Paris, The Hague, 16 July 2018 – Prior to the anniversary day of the adoption of the founding treaty of the International Criminal Court (ICC), the first of its kind, FIDH issues a briefing note which addresses 10 challenges to an effective and independent international court. Among the main concerns that FIDH points out are a lack of states cooperation with the Court, the absence of a single successful conviction for sexual and gender-based crimes at the ICC, an inconsistent implementation of victims’ rights, and hostile environments facing human rights defenders.
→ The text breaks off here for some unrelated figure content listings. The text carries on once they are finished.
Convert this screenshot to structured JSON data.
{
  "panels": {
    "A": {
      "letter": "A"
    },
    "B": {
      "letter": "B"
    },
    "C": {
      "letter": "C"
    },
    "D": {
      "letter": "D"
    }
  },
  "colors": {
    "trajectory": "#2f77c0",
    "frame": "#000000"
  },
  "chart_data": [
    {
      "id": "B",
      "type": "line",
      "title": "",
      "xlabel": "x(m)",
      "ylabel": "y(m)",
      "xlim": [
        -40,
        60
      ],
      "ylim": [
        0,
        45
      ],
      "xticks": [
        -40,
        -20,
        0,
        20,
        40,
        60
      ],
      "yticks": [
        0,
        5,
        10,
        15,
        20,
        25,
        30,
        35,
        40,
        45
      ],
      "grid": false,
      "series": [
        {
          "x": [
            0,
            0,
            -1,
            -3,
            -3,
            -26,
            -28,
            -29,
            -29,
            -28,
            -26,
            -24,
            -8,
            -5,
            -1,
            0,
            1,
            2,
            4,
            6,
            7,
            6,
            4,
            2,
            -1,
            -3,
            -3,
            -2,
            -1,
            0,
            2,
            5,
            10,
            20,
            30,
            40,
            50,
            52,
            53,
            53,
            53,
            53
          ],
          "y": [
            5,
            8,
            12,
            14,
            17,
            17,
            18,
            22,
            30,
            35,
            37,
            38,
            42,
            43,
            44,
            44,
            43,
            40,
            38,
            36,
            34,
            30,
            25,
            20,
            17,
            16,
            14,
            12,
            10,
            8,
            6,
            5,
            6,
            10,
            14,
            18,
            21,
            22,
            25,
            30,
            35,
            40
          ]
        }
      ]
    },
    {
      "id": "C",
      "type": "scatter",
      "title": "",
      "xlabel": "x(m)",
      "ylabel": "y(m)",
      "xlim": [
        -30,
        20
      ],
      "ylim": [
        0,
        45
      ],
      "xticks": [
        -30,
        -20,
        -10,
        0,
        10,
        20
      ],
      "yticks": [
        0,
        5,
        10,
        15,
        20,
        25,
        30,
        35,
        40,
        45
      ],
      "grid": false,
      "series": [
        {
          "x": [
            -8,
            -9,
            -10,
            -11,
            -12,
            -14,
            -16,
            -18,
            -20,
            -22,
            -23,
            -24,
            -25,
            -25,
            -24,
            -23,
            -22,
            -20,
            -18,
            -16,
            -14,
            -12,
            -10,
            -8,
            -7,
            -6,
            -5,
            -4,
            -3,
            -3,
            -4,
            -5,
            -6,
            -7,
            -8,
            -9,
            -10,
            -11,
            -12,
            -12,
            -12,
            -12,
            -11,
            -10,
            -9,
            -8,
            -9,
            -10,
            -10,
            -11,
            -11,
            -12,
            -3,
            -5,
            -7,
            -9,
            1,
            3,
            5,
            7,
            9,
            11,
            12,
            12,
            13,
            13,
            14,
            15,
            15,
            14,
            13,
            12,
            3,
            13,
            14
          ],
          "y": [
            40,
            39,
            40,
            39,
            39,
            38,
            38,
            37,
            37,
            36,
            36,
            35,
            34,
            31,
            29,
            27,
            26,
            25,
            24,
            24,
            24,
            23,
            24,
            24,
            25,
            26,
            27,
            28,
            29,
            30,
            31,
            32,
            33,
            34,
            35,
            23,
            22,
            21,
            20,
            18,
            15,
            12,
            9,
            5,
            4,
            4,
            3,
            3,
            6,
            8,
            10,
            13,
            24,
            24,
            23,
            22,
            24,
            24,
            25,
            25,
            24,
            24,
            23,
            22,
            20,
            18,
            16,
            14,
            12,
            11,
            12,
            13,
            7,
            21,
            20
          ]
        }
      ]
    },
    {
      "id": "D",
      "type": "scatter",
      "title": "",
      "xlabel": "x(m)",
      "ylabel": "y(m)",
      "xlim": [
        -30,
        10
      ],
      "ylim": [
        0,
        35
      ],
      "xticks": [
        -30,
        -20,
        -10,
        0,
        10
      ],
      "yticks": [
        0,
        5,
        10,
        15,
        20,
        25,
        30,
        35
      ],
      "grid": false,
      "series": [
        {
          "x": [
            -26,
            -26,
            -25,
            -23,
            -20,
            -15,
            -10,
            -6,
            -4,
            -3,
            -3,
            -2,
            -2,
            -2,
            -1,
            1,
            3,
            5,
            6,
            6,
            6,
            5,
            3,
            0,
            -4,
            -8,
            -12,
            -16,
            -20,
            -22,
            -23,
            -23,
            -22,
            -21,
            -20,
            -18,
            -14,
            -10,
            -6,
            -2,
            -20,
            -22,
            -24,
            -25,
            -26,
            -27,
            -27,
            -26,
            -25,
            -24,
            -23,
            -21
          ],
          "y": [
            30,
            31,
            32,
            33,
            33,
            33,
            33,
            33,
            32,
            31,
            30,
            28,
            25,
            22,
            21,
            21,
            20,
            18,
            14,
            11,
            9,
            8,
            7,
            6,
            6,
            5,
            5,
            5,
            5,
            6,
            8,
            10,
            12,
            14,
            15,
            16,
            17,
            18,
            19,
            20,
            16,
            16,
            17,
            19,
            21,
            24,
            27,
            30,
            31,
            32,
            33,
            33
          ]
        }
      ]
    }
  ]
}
On July 17, 2018 the International community will mark the 20th anniversary of the Rome Statute, the founding treaty of the ICC. The Court became a reality in 2002 after having been ratified by 60 states. Now, the ICC has 123 member countries and runs preliminary examinations in Afghanistan, Colombia, Gabon, Guinea, Iraq/UK, Nigeria, Palestine», The Philippines, Ukraine and Venezuela. Presently, there are 11 investigations and a total number of 26 cases before the Court (see FIDH summary table).

The anniversary is an important occasion to celebrate the establishment of an international and permanent Court, set up to fight impunity, prosecute those responsible for some of the world’s worst atrocities and to deter commission of the most serious crimes of international concern. However, FIDH highlights that it is time to engage in a collective effort to bring constructive and positive attention to the work of the ICC. Reflecting on the Court’s challenges is an important exercise to aid the Court in its work in an increasingly challenging environment.

“We celebrate the remarkable accomplishment of having a permanent, independent International Criminal Court. At the same time, we are conscious of the various challenges facing it today, and the need for critical reflections to safeguard this achievement”

Karine Bonneau, FIDH Head of International Justice Desk

In the past few years, the ICC has shown little progress in achieving universality. Often accused of behaving like a region-specific court, its jurisdiction leaves numerous regions underrepresented, namely Asia, the Middle East and North Africa. India, China, Russia and the United States – world’s key powers, also fall out of the ICC scope. FIDH finds this quest for the universality at a standstill and calls for further actions in advancing the universality of the ICC.